I wound up not using very much of the xyzzy-text code, since I knew I would have to edit it a lot to implement the features the biobrick simulator HUD needs, all while not using most of the features it already had. It made more sense to start from a the minimum of what I would require; I did keep a few critical pieces of the whiteboard though: texture with all the characters on it, and the function to calculate the coordinates in that texture from a string of letters. These two parts were crucial for displaying text in the HUD, and it would have taken me a very very long time to develop anything as good.

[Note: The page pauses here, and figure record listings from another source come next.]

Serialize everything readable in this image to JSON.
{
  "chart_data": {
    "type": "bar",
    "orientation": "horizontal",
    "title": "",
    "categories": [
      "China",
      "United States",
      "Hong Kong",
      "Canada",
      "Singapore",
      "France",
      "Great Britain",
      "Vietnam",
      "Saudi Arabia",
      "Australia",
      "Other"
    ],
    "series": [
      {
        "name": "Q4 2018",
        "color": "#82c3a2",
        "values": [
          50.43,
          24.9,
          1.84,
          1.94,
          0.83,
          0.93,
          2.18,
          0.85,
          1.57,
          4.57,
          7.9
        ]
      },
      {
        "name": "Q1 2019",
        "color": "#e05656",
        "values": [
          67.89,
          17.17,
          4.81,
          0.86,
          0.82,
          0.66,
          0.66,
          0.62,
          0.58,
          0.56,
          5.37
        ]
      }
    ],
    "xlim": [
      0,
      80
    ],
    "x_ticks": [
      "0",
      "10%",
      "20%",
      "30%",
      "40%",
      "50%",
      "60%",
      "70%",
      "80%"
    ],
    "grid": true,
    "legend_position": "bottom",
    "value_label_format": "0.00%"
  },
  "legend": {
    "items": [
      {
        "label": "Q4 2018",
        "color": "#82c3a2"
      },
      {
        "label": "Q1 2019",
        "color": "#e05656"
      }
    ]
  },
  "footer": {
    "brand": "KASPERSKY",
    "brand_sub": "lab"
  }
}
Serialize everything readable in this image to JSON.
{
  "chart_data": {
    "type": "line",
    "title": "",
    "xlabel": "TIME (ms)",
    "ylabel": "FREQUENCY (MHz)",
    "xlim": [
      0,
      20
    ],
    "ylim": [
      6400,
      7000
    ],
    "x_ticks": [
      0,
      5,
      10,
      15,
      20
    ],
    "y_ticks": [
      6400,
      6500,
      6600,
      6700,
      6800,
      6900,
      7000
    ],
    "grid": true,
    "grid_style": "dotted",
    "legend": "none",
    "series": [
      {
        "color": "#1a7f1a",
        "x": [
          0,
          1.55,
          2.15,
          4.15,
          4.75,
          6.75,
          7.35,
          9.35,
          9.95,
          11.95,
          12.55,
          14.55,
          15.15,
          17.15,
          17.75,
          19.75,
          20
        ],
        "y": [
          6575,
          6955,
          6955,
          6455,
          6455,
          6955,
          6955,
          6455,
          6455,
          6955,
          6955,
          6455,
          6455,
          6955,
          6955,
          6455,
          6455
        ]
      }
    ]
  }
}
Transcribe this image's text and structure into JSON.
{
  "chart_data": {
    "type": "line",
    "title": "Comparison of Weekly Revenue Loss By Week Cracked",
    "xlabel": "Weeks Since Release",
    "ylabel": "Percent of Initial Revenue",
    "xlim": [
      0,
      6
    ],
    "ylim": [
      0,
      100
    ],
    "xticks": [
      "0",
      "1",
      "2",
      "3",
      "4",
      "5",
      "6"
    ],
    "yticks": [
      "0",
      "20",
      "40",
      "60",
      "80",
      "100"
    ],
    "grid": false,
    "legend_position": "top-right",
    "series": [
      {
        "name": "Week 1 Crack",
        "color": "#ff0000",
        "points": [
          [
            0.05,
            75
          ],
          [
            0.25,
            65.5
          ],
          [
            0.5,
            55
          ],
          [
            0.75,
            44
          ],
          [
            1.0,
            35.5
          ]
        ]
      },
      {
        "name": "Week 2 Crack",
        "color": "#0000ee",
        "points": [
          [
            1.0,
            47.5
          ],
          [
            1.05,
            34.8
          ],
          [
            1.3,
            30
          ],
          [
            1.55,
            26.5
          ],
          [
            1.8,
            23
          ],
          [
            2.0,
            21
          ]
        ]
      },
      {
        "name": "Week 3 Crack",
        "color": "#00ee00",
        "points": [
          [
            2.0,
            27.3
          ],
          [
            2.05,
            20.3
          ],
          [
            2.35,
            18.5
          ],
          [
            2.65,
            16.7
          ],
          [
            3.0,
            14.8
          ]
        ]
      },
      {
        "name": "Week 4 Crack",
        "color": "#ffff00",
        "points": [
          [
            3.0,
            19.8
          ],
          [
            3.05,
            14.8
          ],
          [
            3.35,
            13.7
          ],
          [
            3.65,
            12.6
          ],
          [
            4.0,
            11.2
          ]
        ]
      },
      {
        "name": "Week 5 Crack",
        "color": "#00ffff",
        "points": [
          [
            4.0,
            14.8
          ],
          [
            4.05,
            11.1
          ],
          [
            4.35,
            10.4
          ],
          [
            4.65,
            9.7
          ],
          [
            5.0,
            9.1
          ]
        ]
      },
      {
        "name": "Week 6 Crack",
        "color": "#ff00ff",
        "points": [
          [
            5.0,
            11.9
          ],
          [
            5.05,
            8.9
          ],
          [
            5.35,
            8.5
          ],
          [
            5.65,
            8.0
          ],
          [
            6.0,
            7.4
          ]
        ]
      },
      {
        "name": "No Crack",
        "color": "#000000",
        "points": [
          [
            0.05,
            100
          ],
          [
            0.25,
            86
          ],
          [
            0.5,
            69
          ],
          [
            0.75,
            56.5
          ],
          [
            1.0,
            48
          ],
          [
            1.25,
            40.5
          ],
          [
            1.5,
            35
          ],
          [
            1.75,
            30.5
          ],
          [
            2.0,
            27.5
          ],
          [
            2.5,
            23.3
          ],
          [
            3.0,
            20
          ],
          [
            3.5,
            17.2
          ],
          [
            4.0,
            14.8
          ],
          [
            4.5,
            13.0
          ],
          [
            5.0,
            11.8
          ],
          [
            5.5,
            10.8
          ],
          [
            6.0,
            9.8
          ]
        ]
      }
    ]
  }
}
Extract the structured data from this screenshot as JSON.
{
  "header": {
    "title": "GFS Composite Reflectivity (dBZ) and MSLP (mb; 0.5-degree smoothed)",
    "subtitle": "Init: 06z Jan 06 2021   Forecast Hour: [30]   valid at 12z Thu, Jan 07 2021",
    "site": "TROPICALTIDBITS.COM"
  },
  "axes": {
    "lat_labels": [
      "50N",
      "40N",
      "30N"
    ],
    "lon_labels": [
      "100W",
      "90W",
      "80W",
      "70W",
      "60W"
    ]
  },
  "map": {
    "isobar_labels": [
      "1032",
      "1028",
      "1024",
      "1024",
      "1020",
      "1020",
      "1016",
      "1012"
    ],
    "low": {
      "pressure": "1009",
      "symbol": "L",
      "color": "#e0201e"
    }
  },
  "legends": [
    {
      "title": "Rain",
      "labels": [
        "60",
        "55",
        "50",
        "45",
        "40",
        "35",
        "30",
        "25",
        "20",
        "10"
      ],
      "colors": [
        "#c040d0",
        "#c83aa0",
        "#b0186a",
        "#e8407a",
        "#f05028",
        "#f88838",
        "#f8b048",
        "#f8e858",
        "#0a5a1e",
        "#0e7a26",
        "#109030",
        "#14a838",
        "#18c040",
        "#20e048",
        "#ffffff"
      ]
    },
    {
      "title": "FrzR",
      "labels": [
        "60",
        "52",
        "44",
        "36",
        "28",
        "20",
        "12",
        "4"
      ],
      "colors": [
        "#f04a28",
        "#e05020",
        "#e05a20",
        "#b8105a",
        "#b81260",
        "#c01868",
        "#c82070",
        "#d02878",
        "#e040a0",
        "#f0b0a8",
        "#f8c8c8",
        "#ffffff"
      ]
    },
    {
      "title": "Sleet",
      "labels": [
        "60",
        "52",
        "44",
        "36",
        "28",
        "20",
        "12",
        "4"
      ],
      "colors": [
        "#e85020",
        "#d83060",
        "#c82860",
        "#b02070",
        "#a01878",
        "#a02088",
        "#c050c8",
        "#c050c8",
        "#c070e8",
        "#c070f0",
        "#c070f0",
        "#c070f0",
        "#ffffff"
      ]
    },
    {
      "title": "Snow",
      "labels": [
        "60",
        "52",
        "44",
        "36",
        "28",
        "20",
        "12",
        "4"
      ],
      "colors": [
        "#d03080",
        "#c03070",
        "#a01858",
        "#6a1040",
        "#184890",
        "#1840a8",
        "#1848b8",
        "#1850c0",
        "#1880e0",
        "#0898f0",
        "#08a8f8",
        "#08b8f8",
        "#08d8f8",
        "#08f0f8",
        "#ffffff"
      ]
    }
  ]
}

Xyzzy-text actually has a more advanced text display function that would have been nice to use, but that I wasn't able to understand whatsoever. The system I borrowed displays a single letter per tile, so on the biobricker's 8x15 display I can have up to 120 letters or symbols. But xyzzy-text actually has a second more advanced text display system, that displays *two* characters per tile, basically doubling the resolution. This makes much better use of your screen's real estate, and the HUD could definitely use a few more letters here and there! But the cost of this system is greater complexity: each tile can only display a single texture at a time (or a small part of one, as the simple xyzzy-text system uses). So, we can't simply take the part of the texture for letter A and glue it to the part for letter Z. To display two characters per tile, we need to generate textures with every single possible two character permutation! And then, we need to write code to break the input sentence into pairs of letters, compute which texture and at what location inside that texture has the two letter pair we're looking for, and send those coordinates to the tile object for display.
I barely understood how the simple system worked, so trying to make use of the advanced xyzzy text display system was out of the question. But I've learned a lot since early summer, and the limit of 13-14 characters per name for objects is becoming a limitation (how many letters in 'Repressilator'? 13, phew! How about 'TetR Repressable Promoter'?) So, I'll put this on the wishlist for later.